Esse é um lado. Agora para os movimentos sociais é sempre difícil lidar com a falta de organização popular, com a falta de recursos, com o risco constante de lidar com as forças do Estado e da segurança pública que servem à burguesia.

Essa precarização da militância política (fora todo discurso franciscano, “anti-burocracia” e derrotista) tem um papel de adestrar e dificultar o crescimento desses movimentos sociais. É muito importante que o Estado brasileiro faça a reforma agrária, cuide dos quilombos e mantenha os povos originários a garantia de suas terras.

Mas o que não falta é isso sendo quebrado. Quantas vezes você já não ouviu falar de território quilombola, indígena e da reforma agrária sendo atacado por coronel, multinacional e fdp miliciano ? Adianta ceder num ponto e não dar poder político para esses movimentos ?

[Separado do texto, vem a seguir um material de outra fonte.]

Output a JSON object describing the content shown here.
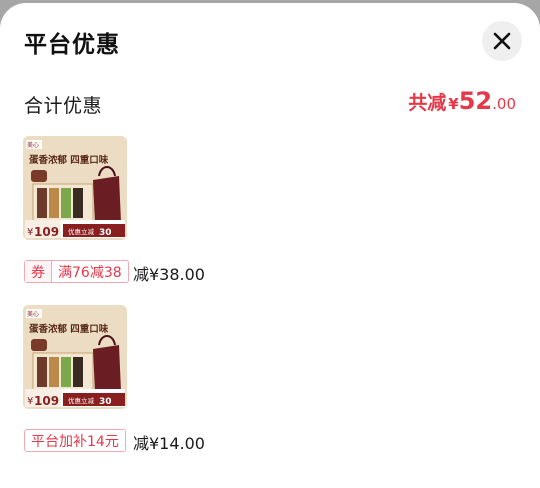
{
  "sheet": {
    "title": "平台优惠",
    "close_icon": "close-icon"
  },
  "summary": {
    "label": "合计优惠",
    "prefix": "共减",
    "currency": "¥",
    "amount_int": "52",
    "amount_dec": ".00"
  },
  "items": [
    {
      "product": {
        "brand": "美心",
        "headline": "蛋香浓郁 四重口味",
        "price": "109",
        "badge": "优惠立减",
        "badge_amount": "30"
      },
      "coupon_type": "券",
      "coupon_rule": "满76减38",
      "discount": "减¥38.00"
    },
    {
      "product": {
        "brand": "美心",
        "headline": "蛋香浓郁 四重口味",
        "price": "109",
        "badge": "优惠立减",
        "badge_amount": "30"
      },
      "coupon_type": "平台加补14元",
      "discount": "减¥14.00"
    }
  ],
  "colors": {
    "accent": "#e5394a",
    "tag_border": "#f1a9b2",
    "overlay": "#a6a6a6"
  }
}
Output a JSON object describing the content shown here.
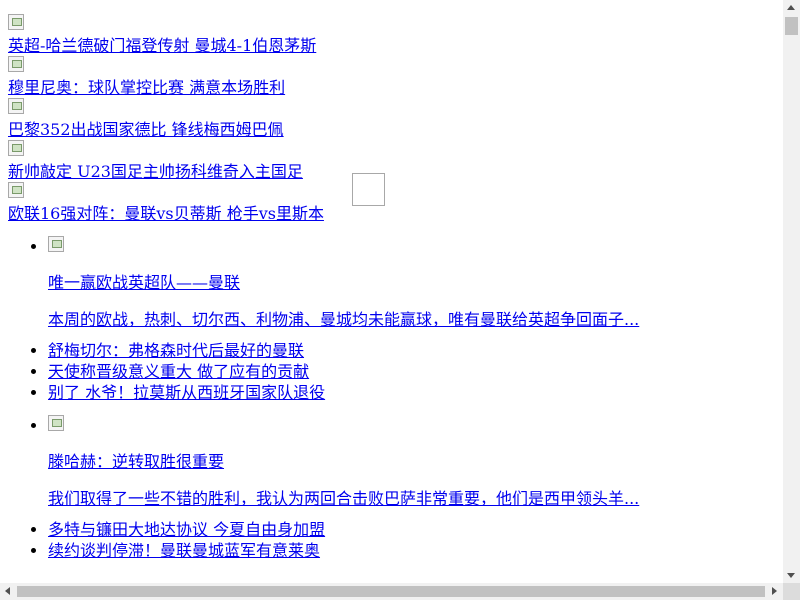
{
  "slider": {
    "items": [
      {
        "title": "英超-哈兰德破门福登传射 曼城4-1伯恩茅斯"
      },
      {
        "title": "穆里尼奥：球队掌控比赛 满意本场胜利"
      },
      {
        "title": "巴黎352出战国家德比 锋线梅西姆巴佩"
      },
      {
        "title": "新帅敲定 U23国足主帅扬科维奇入主国足"
      },
      {
        "title": "欧联16强对阵：曼联vs贝蒂斯 枪手vs里斯本"
      }
    ]
  },
  "news": {
    "group1": {
      "feature": {
        "title": "唯一赢欧战英超队——曼联",
        "summary": "本周的欧战，热刺、切尔西、利物浦、曼城均未能赢球，唯有曼联给英超争回面子..."
      },
      "links": [
        {
          "title": "舒梅切尔：弗格森时代后最好的曼联"
        },
        {
          "title": "天使称晋级意义重大 做了应有的贡献"
        },
        {
          "title": "别了 水爷！拉莫斯从西班牙国家队退役"
        }
      ]
    },
    "group2": {
      "feature": {
        "title": "滕哈赫：逆转取胜很重要",
        "summary": "我们取得了一些不错的胜利，我认为两回合击败巴萨非常重要，他们是西甲领头羊..."
      },
      "links": [
        {
          "title": "多特与镰田大地达协议 今夏自由身加盟"
        },
        {
          "title": "续约谈判停滞！曼联曼城蓝军有意莱奥"
        }
      ]
    }
  }
}
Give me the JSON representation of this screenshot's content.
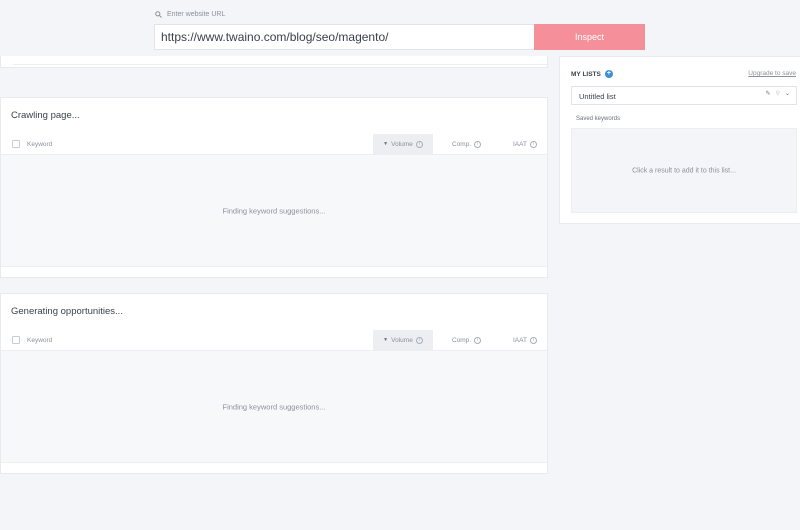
{
  "url_bar": {
    "label": "Enter website URL",
    "value": "https://www.twaino.com/blog/seo/magento/",
    "button_label": "Inspect"
  },
  "panels": [
    {
      "title": "Crawling page...",
      "columns": {
        "keyword": "Keyword",
        "volume": "Volume",
        "comp": "Comp.",
        "iaat": "IAAT"
      },
      "empty_message": "Finding keyword suggestions..."
    },
    {
      "title": "Generating opportunities...",
      "columns": {
        "keyword": "Keyword",
        "volume": "Volume",
        "comp": "Comp.",
        "iaat": "IAAT"
      },
      "empty_message": "Finding keyword suggestions..."
    }
  ],
  "sidebar": {
    "title": "MY LISTS",
    "upgrade_link": "Upgrade to save",
    "list_name": "Untitled list",
    "saved_label": "Saved keywords",
    "empty_message": "Click a result to add it to this list..."
  },
  "colors": {
    "inspect_button": "#f5909a",
    "accent_blue": "#3b8ed8",
    "background": "#f4f5f8"
  }
}
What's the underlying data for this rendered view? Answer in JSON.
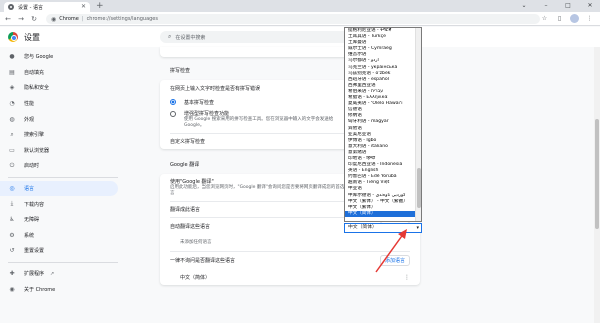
{
  "browser": {
    "tab_title": "设置 - 语言",
    "site_label": "Chrome",
    "url_path": "chrome://settings/languages",
    "new_tab": "+",
    "window_controls": [
      "⌄",
      "–",
      "□",
      "✕"
    ]
  },
  "app": {
    "title": "设置"
  },
  "search": {
    "placeholder": "在设置中搜索"
  },
  "sidebar": {
    "items": [
      {
        "label": "您与 Google",
        "icon": "person-icon"
      },
      {
        "label": "自动填充",
        "icon": "clipboard-icon"
      },
      {
        "label": "隐私和安全",
        "icon": "shield-icon"
      },
      {
        "label": "性能",
        "icon": "speed-icon"
      },
      {
        "label": "外观",
        "icon": "palette-icon"
      },
      {
        "label": "搜索引擎",
        "icon": "search-icon"
      },
      {
        "label": "默认浏览器",
        "icon": "browser-icon"
      },
      {
        "label": "启动时",
        "icon": "power-icon"
      },
      {
        "label": "语言",
        "icon": "globe-icon",
        "active": true
      },
      {
        "label": "下载内容",
        "icon": "download-icon"
      },
      {
        "label": "无障碍",
        "icon": "accessibility-icon"
      },
      {
        "label": "系统",
        "icon": "wrench-icon"
      },
      {
        "label": "重置设置",
        "icon": "reset-icon"
      }
    ],
    "extensions": "扩展程序",
    "about": "关于 Chrome"
  },
  "spellcheck": {
    "header": "拼写检查",
    "toggle_label": "在网页上输入文字时检查是否有拼写错误",
    "basic": "基本拼写检查",
    "enhanced": "增强型拼写检查功能",
    "enhanced_desc": "使用 Google 搜索采用的拼写检查工具。您在浏览器中输入的文字会发送给 Google。",
    "custom": "自定义拼写检查"
  },
  "translate": {
    "header": "Google 翻译",
    "use_label": "使用\"Google 翻译\"",
    "use_desc": "启用此功能后，当您浏览网页时，\"Google 翻译\"会询问您是否要将网页翻译成您的首选语言",
    "target_label": "翻译成此语言",
    "target_value": "中文（简体）",
    "auto_label": "自动翻译这些语言",
    "add_button": "添加语言",
    "auto_empty": "未添加任何语言",
    "never_label": "一律不询问是否翻译这些语言",
    "never_value": "中文（简体）"
  },
  "dropdown": {
    "options": [
      "提格利尼亚语 - ትግርኛ",
      "土耳其语 - Türkçe",
      "土库曼语",
      "威尔士语 - Cymraeg",
      "维吾尔语",
      "乌尔都语 - اردو",
      "乌克兰语 - українська",
      "乌兹别克语 - o'zbek",
      "西班牙语 - español",
      "西弗里西亚语",
      "希伯来语 - עברית",
      "希腊语 - Ελληνικά",
      "夏威夷语 - ʻŌlelo Hawaiʻi",
      "信德语",
      "修纳语",
      "匈牙利语 - magyar",
      "巽他语",
      "亚美尼亚语",
      "伊博语 - Igbo",
      "意大利语 - italiano",
      "意第绪语",
      "印地语 - हिन्दी",
      "印度尼西亚语 - Indonesia",
      "英语 - English",
      "约鲁巴语 - Èdè Yorùbá",
      "越南语 - Tiếng Việt",
      "中亚语",
      "中库尔德语 - کوردیی ناوەندی",
      "中文（繁体） - 中文（繁體）",
      "中文（繁体）",
      "中文（简体）"
    ],
    "selected_index": 30
  }
}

E aí, por que eu te introduzi nessa sociologia ? Para te mostrar que você não sabe nem a metade do que está acontecendo. Eu que estudo esses assuntos, tenho dificuldade e muitas dúvidas sobre esses conflitos, imagina quem muitas vezes sequer estuda ou se dedica para isso ?

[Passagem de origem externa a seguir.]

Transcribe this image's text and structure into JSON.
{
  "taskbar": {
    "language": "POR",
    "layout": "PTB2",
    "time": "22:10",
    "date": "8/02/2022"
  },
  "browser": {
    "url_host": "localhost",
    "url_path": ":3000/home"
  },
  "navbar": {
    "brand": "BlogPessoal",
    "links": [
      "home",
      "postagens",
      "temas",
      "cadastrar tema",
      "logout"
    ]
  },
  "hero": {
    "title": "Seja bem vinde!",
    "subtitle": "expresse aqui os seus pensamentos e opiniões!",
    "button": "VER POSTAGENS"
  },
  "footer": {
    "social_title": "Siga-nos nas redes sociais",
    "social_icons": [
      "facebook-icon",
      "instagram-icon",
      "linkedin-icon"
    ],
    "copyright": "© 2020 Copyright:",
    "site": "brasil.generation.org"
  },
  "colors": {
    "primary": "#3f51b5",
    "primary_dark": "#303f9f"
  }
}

É isso que facilita colocar as pessoas numa situação de servirem de soldados do status quo. Você não tem ideia do que acontece, das conversas, das negociações, das dinâmicas de poder, essa confusão é proposital.

Na confusão é difícil saber quem você pode confiar. Na maior parte do tempo, as pessoas evitam a política justamente por conta dessas ambiguidades.

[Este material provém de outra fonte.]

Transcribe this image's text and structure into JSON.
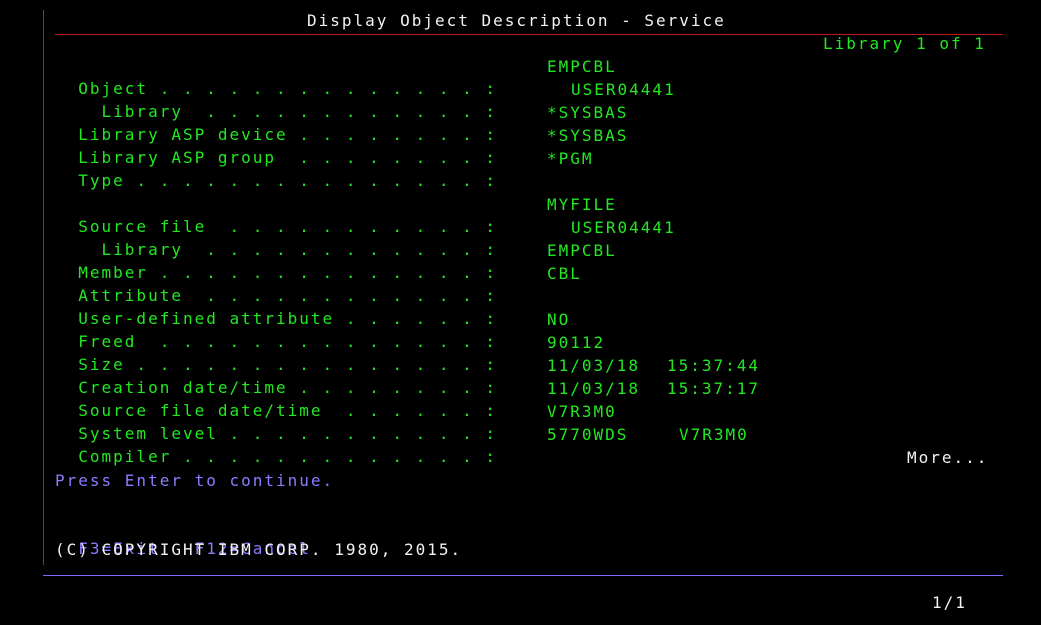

Isso cria uma outra coisa : elitização da informação. Uma coisa extremamente difícil de fazer numa educação claramente com propósito de criar um exército de desempregados bem qualificados, é criar autonomia intelectual.

Por que é tão importante você ter autonomia intelectual ? Porque você pensa, porque você é uma pessoa, porque isso te dá capacidade de decidir o que pensar, possibilita que você escolha o seu caminho.

O que não raro acontece, é gente que só segue porque fulano é famoso, porque fulano é bonitinho, etc. O problema nem é tanto isso, eu mesmo não acho um problema tão grande isso, a questão é que você tem menos cabeças pensando.

Essa é a questão problemática, porque isso cria dinâmicas de “fulano disse, então tá certo, porque é fulano”. Pode reparar que não existe um debate público no sentido do que a palavra debate quer dizer, existem pessoas famosas falando com pessoas famosas e as fanbases brigando.

Isso é anti-científico, isso dificulta a gente construir melhor os nossos movimentos.

Por fim, o que facilita te manipular é essa atomização social. Sem segurança social, você é alvo fácil para a precarização, você se torna uma pessoa que se fecha em si e não consegue confiar em ninguém.

É inegável que na classe trabalhadora os conflitos de gênero, raça, país, etc, são usados para fomentar guerras internas dentro da classe trabalhadora.

Não é à toa que a esquerda nunca chega num consenso no que fazer com as minorias. Aceitamos ou fingimos que elas nunca existiram ? A grande questão que eu quero fazer aqui é que essa postura de querer negar esses conflitos, essas contradições na classe trabalhadora (que inclusive penetra no próprio partido) é parte da luta de classes.

É claramente o mesmo que aconteceu nos Balcãs, se fomenta essas brigas, justamente para fatiar o país e promover limpeza genocida. É o que acontece com nossa juventude negra, com as pessoas trans desse país.

Então, isso são coisas que precisamos dar atenção. Nós não vamos vencer deles da mesma forma que 100 anos atrás, a guerra mudou completamente.

Não só ela tomou um outro patamar tecnológico, como ela ganhou espaço na mente, na cultura, no corpo, na tecnologia e em como usamos essa tecnologia. Nós precisamos pensar em uma política que seja capaz de lidar com essas mudanças.

É disputando teorias, é, assim como é inventando novas práticas. E aqui a necromancia é válida, vale a pena esquecer e tentar olhar o marxismo com um frescor de novidade. Deixar de lado debates bizantinos e começar a fazer debates nossos.